Ring-Laddering and Ring-Stacking: Unifying Concepts in the Structural Chemistry of Organic Ammonium Halides

Abstract

The ring-laddering and ring-stacking concepts of structural inorganic chemistry, having been shown previously to be useful for rationalizing the crystal structures of organic secondary ammonium halides, are shown also to be applicable to describe the structural chemistry of tertiary and primary ammonium halides. General examination of the directional preferences of N+···X- contacts in the crystal structures of 196 tertiary ammonium halides (R3NH+X-) and 59 primary ammonium halides (RNH3+X-) confirms that the shortest contacts in each structure are N+−H···X- hydrogen bonds that are close to linear.
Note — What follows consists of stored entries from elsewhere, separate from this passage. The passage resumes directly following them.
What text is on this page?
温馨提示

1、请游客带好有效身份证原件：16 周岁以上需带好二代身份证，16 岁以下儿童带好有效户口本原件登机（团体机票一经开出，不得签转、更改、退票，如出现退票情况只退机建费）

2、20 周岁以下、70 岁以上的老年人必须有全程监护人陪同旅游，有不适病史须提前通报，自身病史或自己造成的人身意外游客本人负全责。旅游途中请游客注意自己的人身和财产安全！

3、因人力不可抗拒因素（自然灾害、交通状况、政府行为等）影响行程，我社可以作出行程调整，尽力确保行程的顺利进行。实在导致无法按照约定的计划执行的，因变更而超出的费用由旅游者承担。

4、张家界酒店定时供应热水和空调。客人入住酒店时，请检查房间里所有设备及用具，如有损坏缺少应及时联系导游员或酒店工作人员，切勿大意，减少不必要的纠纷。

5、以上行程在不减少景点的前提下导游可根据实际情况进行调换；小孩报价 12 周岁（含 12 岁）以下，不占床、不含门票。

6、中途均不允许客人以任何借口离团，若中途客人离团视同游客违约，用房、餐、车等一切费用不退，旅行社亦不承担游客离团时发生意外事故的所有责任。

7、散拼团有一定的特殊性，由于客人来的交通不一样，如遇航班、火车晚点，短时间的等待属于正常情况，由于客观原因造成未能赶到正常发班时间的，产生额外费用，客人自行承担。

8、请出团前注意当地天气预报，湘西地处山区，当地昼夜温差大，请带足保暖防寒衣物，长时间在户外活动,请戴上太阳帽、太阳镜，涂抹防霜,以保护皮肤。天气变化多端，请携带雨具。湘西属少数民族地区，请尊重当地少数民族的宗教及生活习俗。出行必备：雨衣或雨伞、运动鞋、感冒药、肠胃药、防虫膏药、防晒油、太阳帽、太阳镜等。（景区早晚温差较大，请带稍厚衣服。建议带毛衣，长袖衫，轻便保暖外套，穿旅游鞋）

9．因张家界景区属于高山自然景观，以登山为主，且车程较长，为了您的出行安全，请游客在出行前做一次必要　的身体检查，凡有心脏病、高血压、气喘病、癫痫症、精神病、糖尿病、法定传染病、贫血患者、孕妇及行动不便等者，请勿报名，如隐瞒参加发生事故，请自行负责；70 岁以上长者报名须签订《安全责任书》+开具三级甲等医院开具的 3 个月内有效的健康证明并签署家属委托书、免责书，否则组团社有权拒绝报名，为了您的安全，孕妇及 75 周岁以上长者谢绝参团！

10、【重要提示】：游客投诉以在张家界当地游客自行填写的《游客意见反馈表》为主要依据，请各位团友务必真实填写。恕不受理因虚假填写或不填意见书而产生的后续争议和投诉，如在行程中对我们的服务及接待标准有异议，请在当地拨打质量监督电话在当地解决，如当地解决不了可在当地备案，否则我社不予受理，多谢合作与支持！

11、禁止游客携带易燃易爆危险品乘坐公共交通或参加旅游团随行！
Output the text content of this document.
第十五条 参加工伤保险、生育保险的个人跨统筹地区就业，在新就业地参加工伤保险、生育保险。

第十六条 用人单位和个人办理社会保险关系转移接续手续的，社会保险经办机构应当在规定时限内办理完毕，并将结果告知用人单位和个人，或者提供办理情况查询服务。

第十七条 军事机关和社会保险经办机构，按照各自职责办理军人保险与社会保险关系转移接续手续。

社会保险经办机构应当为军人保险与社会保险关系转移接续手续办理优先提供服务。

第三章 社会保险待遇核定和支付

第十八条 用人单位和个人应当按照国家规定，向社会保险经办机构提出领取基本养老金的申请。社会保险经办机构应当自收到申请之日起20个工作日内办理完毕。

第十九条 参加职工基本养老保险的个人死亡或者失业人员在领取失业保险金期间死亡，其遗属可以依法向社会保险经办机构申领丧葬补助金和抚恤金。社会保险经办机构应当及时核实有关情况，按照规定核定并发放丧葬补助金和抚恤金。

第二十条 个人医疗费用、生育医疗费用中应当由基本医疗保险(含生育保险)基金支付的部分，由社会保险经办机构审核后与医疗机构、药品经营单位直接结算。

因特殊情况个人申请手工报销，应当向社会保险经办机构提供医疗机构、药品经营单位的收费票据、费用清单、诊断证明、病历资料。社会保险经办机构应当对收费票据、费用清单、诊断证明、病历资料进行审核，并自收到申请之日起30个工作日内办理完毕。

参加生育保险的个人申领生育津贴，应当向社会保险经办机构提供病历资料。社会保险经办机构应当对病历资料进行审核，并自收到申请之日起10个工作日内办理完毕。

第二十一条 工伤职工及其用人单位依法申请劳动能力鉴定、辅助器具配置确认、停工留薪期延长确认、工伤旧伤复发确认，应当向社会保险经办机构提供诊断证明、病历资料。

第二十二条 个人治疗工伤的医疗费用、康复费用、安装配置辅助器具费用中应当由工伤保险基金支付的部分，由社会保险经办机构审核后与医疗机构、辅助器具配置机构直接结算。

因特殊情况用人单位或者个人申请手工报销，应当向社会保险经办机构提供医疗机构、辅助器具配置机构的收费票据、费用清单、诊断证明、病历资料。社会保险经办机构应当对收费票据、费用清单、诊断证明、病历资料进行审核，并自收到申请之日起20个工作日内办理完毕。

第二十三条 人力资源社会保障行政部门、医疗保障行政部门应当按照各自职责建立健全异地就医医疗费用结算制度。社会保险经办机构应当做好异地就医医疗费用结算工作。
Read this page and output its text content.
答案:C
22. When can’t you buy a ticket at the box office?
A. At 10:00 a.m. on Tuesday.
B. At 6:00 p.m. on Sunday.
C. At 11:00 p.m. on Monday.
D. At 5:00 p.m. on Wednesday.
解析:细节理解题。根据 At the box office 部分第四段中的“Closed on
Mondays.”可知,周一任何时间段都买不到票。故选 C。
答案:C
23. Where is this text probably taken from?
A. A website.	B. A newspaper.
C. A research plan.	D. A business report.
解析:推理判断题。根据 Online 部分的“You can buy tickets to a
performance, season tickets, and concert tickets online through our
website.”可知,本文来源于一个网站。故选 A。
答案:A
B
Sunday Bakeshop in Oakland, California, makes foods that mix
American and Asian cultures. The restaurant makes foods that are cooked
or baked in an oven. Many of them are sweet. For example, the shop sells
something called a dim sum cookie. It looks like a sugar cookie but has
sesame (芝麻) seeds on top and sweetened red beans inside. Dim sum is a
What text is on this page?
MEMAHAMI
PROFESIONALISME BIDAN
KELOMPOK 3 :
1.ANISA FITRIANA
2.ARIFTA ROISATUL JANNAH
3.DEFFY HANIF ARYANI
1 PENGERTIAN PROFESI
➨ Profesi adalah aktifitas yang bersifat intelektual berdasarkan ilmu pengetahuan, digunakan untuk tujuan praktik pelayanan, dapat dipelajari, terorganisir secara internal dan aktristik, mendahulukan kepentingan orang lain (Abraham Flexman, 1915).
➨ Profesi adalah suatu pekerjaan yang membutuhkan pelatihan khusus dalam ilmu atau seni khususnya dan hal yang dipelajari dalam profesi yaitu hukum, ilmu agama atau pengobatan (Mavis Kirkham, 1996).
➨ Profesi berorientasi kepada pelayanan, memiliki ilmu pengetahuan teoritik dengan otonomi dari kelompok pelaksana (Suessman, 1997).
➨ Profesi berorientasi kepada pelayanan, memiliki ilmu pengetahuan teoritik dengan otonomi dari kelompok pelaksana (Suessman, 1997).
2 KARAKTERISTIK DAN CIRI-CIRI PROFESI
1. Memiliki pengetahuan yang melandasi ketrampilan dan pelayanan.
The next shortest N+···X- contacts display preferred directions of approach toward the centers of the faces of the pseudo-tetrahedral R3NH+ and RNH3+ moieties. Association of R3NH+X- ion pairs according to these preferences leads frequently to the formation of dimers, ladders, and 2D nets in crystal structures of tertiary ammonium halides. Similar association of R3NH+X- ion pairs leads frequently to the formation of ladders, 2D nets, cubanes, and extended stacks in crystal structures of primary ammonium halides. The observed structural motifs, in particular the distribution of N+(−H)···X- distances, are influenced by interactions between the R groups of the organic moieties, both within and between motifs.